Le MEDEF propose donc de développer les « prépa-alternance » mis en œuvre depuis 2011. Il s’agit d’apporter une réponse tant aux décrocheurs qu’aux entreprises qui ne parviennent à pourvoir tous leurs emplois :

• pour les décrocheurs, le dispositif a deux aspects complémentaires : une remise à niveau minimum (savoir-être, savoirs de base directement utiles) permettant de postuler à une offre de contrat en alternance et une découverte de plusieurs types de métiers sur les plateaux techniques des CFA facilitant le mûrissement d’un choix professionnel ;

• pour les secteurs économiques en tension, la prépa-alternance vise à attirer de jeunes demandeurs d’emplois et facilite l’embauche de jeunes déjà préparés et plus mûrs.

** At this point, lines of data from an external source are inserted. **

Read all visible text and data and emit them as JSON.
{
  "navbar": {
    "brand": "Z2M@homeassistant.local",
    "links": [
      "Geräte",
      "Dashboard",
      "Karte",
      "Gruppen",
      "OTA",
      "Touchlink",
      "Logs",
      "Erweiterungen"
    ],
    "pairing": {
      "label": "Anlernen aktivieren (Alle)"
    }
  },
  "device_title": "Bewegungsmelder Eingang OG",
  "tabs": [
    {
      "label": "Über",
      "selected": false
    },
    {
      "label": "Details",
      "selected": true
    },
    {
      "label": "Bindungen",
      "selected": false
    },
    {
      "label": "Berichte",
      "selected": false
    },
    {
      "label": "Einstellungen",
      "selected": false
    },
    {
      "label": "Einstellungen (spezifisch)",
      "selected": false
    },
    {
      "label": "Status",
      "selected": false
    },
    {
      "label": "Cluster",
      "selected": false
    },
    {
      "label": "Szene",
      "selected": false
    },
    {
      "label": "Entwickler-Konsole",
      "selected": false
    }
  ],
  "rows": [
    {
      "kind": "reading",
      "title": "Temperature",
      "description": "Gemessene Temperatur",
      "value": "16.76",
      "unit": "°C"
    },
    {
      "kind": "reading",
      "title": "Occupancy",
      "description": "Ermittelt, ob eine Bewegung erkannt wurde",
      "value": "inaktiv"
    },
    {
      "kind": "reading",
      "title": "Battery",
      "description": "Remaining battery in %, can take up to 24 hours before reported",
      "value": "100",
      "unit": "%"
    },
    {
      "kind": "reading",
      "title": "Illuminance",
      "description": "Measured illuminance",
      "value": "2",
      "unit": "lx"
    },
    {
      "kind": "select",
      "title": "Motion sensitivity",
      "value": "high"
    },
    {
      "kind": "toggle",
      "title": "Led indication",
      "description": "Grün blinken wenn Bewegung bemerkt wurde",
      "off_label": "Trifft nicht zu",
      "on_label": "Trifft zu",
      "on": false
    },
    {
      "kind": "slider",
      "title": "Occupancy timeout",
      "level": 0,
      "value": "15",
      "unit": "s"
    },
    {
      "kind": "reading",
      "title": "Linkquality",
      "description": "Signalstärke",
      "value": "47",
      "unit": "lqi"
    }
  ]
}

Techniquement, ces dispositifs s’apparentent à une préparation opérationnelle à l’emploi collective. Certaines branches professionnelles, comme celle du commerce par exemple, forment ainsi plusieurs milliers de jeunes par an et offrent ainsi une solution aussi bien aux entreprises qu’aux jeunes.

Les branches qui rencontrent le même type de difficulté pourraient également s’en saisir rapidement dans le contexte économique et social actuel.